The second chart is from the Bank of America buy-side team. The chart shows that globally, 29% of stocks are now announcing or are under way with buybacks. The Asia-Pacific figure actually just hit a 20-year high. Data generally shows that companies who commence frequent buybacks tend to have high-performing share prices as well. Fundamentals-dependent, of course.
We posed both of these charts to Plato Investment Management's Dan Pennell. Here's what he said.
What do these two charts suggest about capital management priorities for companies in today’s market?
Being income-focussed investors, Pennell is naturally delighted that these charts are trending in the right direction. He also says it's indicative of companies maintaining balance sheet strength despite the headwinds of rising rates and soaring cost of debt.
"The strong post-pandemic bounce in dividends has been driven by stronger company balance sheets," Pennell said. "With increasing uncertainty in the market, and an ageing income-focused population, investors are likely to reward dividend paying companies," he added.
Does a record payout environment plausibly suggest that companies are out of reinvestment ideas and/or are just looking to answer shareholder concerns in the very short term?
Pennell disagrees with this premise, arguing it's actually a sign of better capital management and income normalisation rather than an explicit lack of opportunities to reinvest or spend on.
"Dividends are increasing roughly in line with markets, and after a substantial drop in income
due to the global pandemic, it is more a matter of companies returning to previous levels," he said.

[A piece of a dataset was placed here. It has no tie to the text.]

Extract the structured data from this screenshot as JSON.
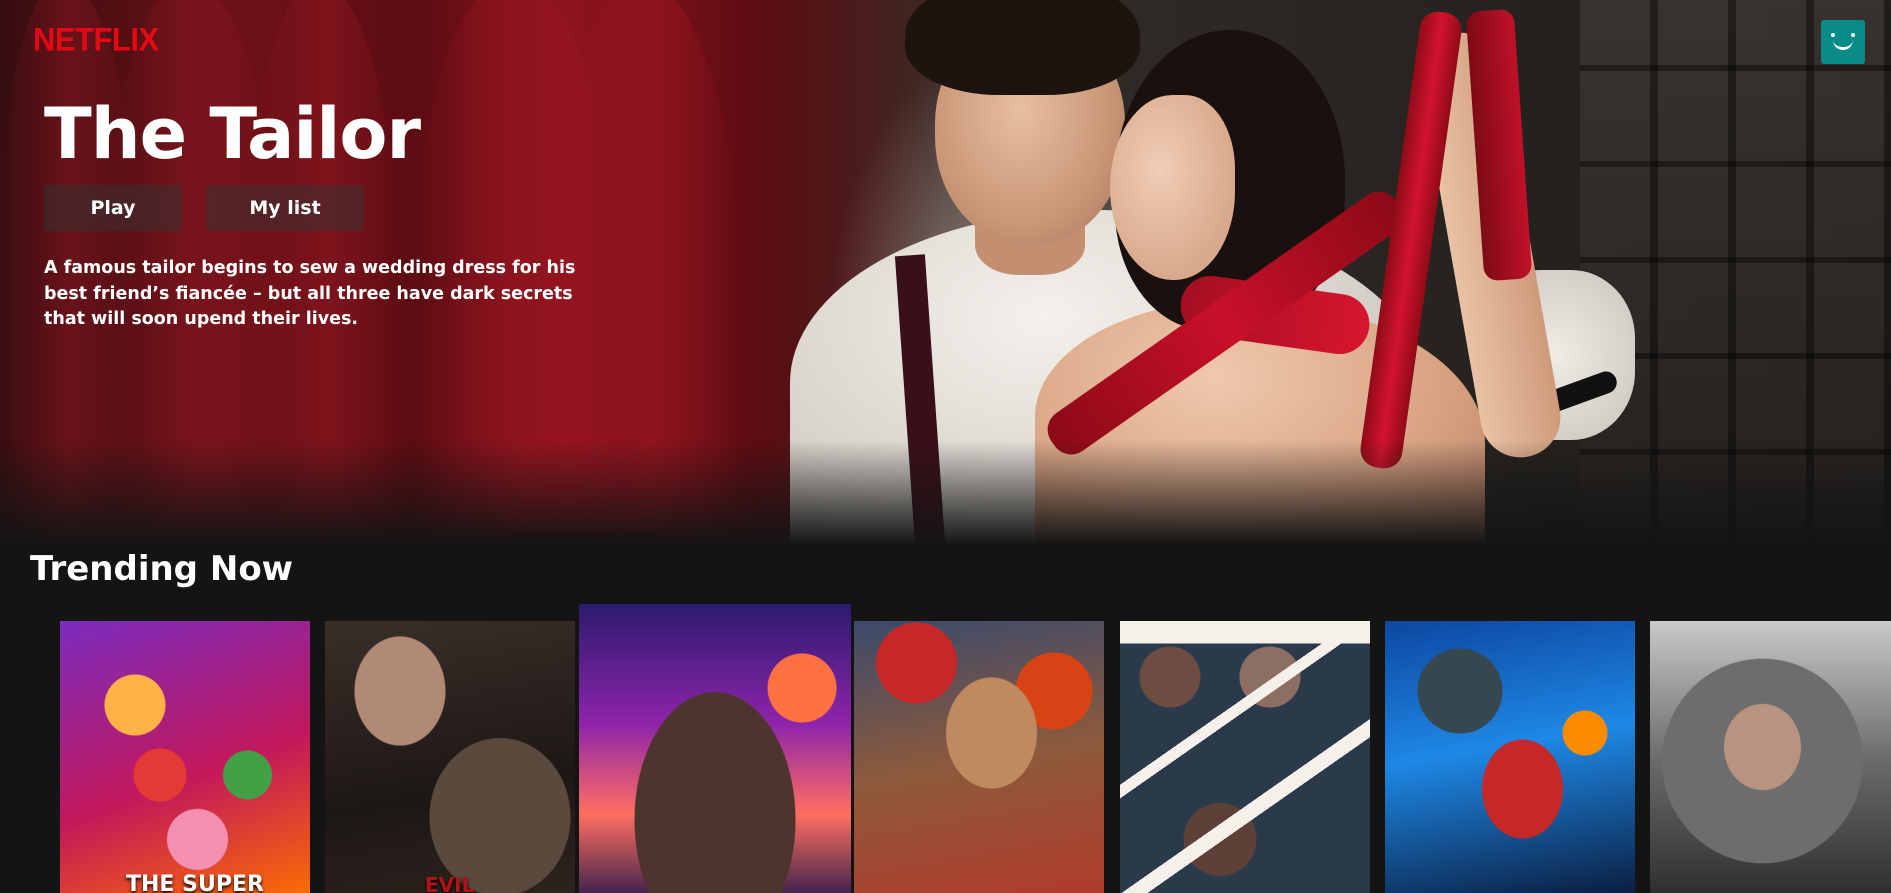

"An increase in corporate confidence has enabled a return to payouts, rather than a lack of investment opportunity," he added.
Will these records continue to be shattered?
While global dividends are at a record high, it was Australian companies who cut or eliminated payouts that dominated the August reporting season. A slimmed down dividend was an immediate cut for savage selling. Pennell said there was good reason to be cautious - even if investors won't be kind about it.
"A note of caution is that a weaker Aussie dollar was responsible for turbo boosting payouts for a domestic investor," he said.
"Our proprietary forward-looking dividend cut model (chart below) suggests a little more caution than the chart from Janus Henderson. Although only slightly above the long-term average, the rise in risk reflects the tightening of monetary policy and concern that it may lead to a hard economic landing," Pennell noted.
Plato forecasts the risk to dividend cuts to be marginally above the long term average
On the subject of buybacks, Pennell is less sure about whether the strength can go on.
"Although not yet a substantial driver, the US buyback tax did come into effect earlier this year. It is not yet large enough to push companies towards increasing dividends, but Biden has hinted at increasing it and this is an important policy change as we look to future dividend levels," he said.
How much influence does an increasing dividend or buyback announcement have on your investing strategy?
Pennell's approach is to find quality companies with strong earnings prospects and are trading at below intrinsic value.
But he also says that finding companies with strong dividend payouts is as important as finding companies who are cutting their payouts. That's because companies which are cutting their dividends often offer a double whammy, in that these businesses may also be capital growth traps.
"If a company cuts its dividend, it is often a sign of deeper issues and an investor can be hit by falling income, and a falling stock price," he said.